Are you experiencing diarrhea, fever, reduced appetite, abdominal pain, and unexplained weight loss? If yes, you may be suffering from inflammatory bowel disease (IBD). It is a broad term that describes diseases or disorders involving chronic inflammation of your digestive tract. There are basically two types of inflammatory bowel disease namely ulcerative colitis and Crohn’s disease. The former occurs when the innermost lining of the colon develops a long-lasting inflammation that causes sore. However the latter represents the inflammation in the lining of the digestive tract.

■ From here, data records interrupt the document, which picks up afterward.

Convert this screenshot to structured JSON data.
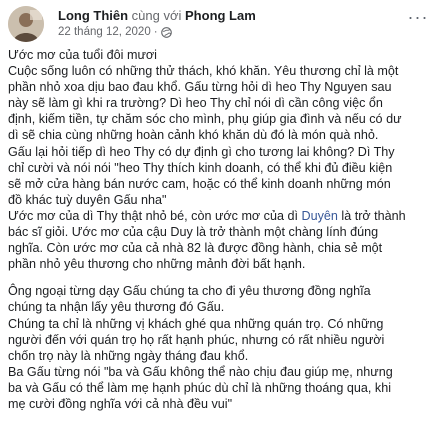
{
  "header": {
    "author": "Long Thiên",
    "with_text": "cùng với",
    "tagged": "Phong Lam",
    "date": "22 tháng 12, 2020",
    "separator": "·",
    "more_label": "···"
  },
  "icons": {
    "avatar": "avatar-image",
    "privacy": "globe-icon",
    "more": "more-options-icon"
  },
  "paragraph1": {
    "l1": "Ước mơ của tuổi đôi mươi",
    "l2": "Cuộc sống luôn có những thử thách, khó khăn. Yêu thương chỉ là một",
    "l3": "phần nhỏ xoa dịu bao đau khổ. Gấu từng hỏi dì heo Thy Nguyen sau",
    "l4": "này sẽ làm gì khi ra trường? Dì heo Thy chỉ nói dì cần công việc ổn",
    "l5": "định, kiếm tiền, tự chăm sóc cho mình, phụ giúp gia đình và nếu có dư",
    "l6": "dì sẽ chia cùng những hoàn cảnh khó khăn dù đó là món quà nhỏ.",
    "l7": "Gấu lại hỏi tiếp dì heo Thy có dự định gì cho tương lai không? Dì Thy",
    "l8": "chỉ cười và nói nói \"heo Thy thích kinh doanh, có thể khi đủ điều kiện",
    "l9": "sẽ mở cửa hàng bán nước cam, hoặc có thể kinh doanh những món",
    "l10": "đồ khác tuỳ duyên Gấu nha\"",
    "l11_a": "Ước mơ của dì Thy thật nhỏ bé, còn ước mơ của dì ",
    "l11_mention": "Duyên",
    "l11_b": " là trở thành",
    "l12": "bác sĩ giỏi. Ước mơ của cậu Duy là trở thành một chàng lính đúng",
    "l13": "nghĩa. Còn ước mơ của cả nhà 82 là được đồng hành, chia sẻ một",
    "l14": "phần nhỏ yêu thương cho những mảnh đời bất hạnh."
  },
  "paragraph2": {
    "l1": "Ông ngoại từng dạy Gấu chúng ta cho đi yêu thương đồng nghĩa",
    "l2": "chúng ta nhận lấy yêu thương đó Gấu.",
    "l3": "Chúng ta chỉ là những vị khách ghé qua những quán trọ. Có những",
    "l4": "người đến với quán trọ họ rất hạnh phúc, nhưng có rất nhiều người",
    "l5": "chốn trọ này là những ngày tháng đau khổ.",
    "l6": "Ba Gấu từng nói \"ba và Gấu không thể nào chịu đau giúp mẹ, nhưng",
    "l7": "ba và Gấu có thể làm mẹ hạnh phúc dù chỉ là những thoáng qua, khi",
    "l8": "mẹ cười đồng nghĩa với cả nhà đều vui\""
  }
}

According to a study published in the United European Gastroenterology Journal, “Young people who are suffering from IBD are five times more likely than the general population to develop viral infections that can lead to hospitalization or permanent organ damage.” Usually, young individuals or those with a family history of IBD develop this condition. Also, people with smoking habits or those who are on nonsteroidal anti-inflammatory medications are at high risk of being affected by inflammatory bowel disease.

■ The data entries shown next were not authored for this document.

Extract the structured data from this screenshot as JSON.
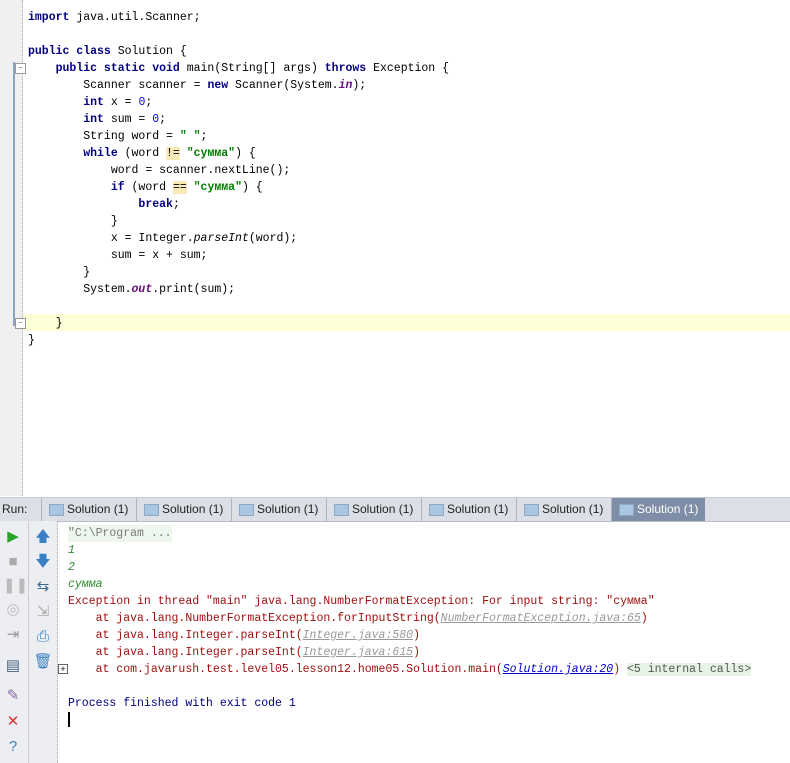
{
  "code_lines": [
    [
      [
        "import",
        "kw"
      ],
      [
        " java.util.Scanner;",
        ""
      ]
    ],
    [],
    [
      [
        "public class",
        "kw"
      ],
      [
        " Solution {",
        ""
      ]
    ],
    [
      [
        "    public static void",
        "kw"
      ],
      [
        " main(String[] args) ",
        ""
      ],
      [
        "throws",
        "kw"
      ],
      [
        " Exception {",
        ""
      ]
    ],
    [
      [
        "        Scanner scanner = ",
        ""
      ],
      [
        "new",
        "kw"
      ],
      [
        " Scanner(System.",
        ""
      ],
      [
        "in",
        "fld it"
      ],
      [
        ");",
        ""
      ]
    ],
    [
      [
        "        int",
        "kw"
      ],
      [
        " x = ",
        ""
      ],
      [
        "0",
        "num"
      ],
      [
        ";",
        ""
      ]
    ],
    [
      [
        "        int",
        "kw"
      ],
      [
        " sum = ",
        ""
      ],
      [
        "0",
        "num"
      ],
      [
        ";",
        ""
      ]
    ],
    [
      [
        "        String word = ",
        ""
      ],
      [
        "\" \"",
        "str"
      ],
      [
        ";",
        ""
      ]
    ],
    [
      [
        "        while",
        "kw"
      ],
      [
        " (word ",
        ""
      ],
      [
        "!=",
        "hl"
      ],
      [
        " ",
        ""
      ],
      [
        "\"сумма\"",
        "str"
      ],
      [
        ") {",
        ""
      ]
    ],
    [
      [
        "            word = scanner.nextLine();",
        ""
      ]
    ],
    [
      [
        "            if",
        "kw"
      ],
      [
        " (word ",
        ""
      ],
      [
        "==",
        "hl"
      ],
      [
        " ",
        ""
      ],
      [
        "\"сумма\"",
        "str"
      ],
      [
        ") {",
        ""
      ]
    ],
    [
      [
        "                break",
        "kw"
      ],
      [
        ";",
        ""
      ]
    ],
    [
      [
        "            }",
        ""
      ]
    ],
    [
      [
        "            x = Integer.",
        ""
      ],
      [
        "parseInt",
        "it"
      ],
      [
        "(word);",
        ""
      ]
    ],
    [
      [
        "            sum = x + sum;",
        ""
      ]
    ],
    [
      [
        "        }",
        ""
      ]
    ],
    [
      [
        "        System.",
        ""
      ],
      [
        "out",
        "fld it"
      ],
      [
        ".print(sum);",
        ""
      ]
    ],
    [],
    [
      [
        "    }",
        ""
      ]
    ],
    [
      [
        "}",
        ""
      ]
    ]
  ],
  "run": {
    "label": "Run:",
    "tabs": [
      "Solution (1)",
      "Solution (1)",
      "Solution (1)",
      "Solution (1)",
      "Solution (1)",
      "Solution (1)",
      "Solution (1)"
    ],
    "active_tab": 6
  },
  "console": {
    "cmd": "\"C:\\Program ...",
    "inputs": [
      "1",
      "2",
      "сумма"
    ],
    "exception": "Exception in thread \"main\" java.lang.NumberFormatException: For input string: \"сумма\"",
    "trace": [
      {
        "prefix": "    at java.lang.NumberFormatException.forInputString(",
        "link": "NumberFormatException.java:65",
        "suffix": ")"
      },
      {
        "prefix": "    at java.lang.Integer.parseInt(",
        "link": "Integer.java:580",
        "suffix": ")"
      },
      {
        "prefix": "    at java.lang.Integer.parseInt(",
        "link": "Integer.java:615",
        "suffix": ")"
      },
      {
        "prefix": "    at com.javarush.test.level05.lesson12.home05.Solution.main(",
        "link": "Solution.java:20",
        "suffix": ")"
      }
    ],
    "internal_calls": "<5 internal calls>",
    "finished": "Process finished with exit code 1"
  }
}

As far as the causes of this syndrome are concerned, doctors believe that the immune system malfunction is responsible for it. While your body’s defense system produces antibodies to fight against a bacteria or virus, it may abnormally attack the cells of your digestive tract and cause inflammatory bowel syndrome.

If not treated on time, this condition can lead to certain complications including colon cancer, blood clots, joint inflammation, scars within the bile ducts, etc. To diagnose the disorder, doctors first try to rule out some common health conditions with symptoms that mimic IBD signs. To do that you may have to go through tests like a blood test, colonoscopy, capsule endoscopy, X-ray, or CT scan. Once the condition is confirmed, you will be prescribed anti-inflammatory drugs, immune system suppressors, and antibiotics.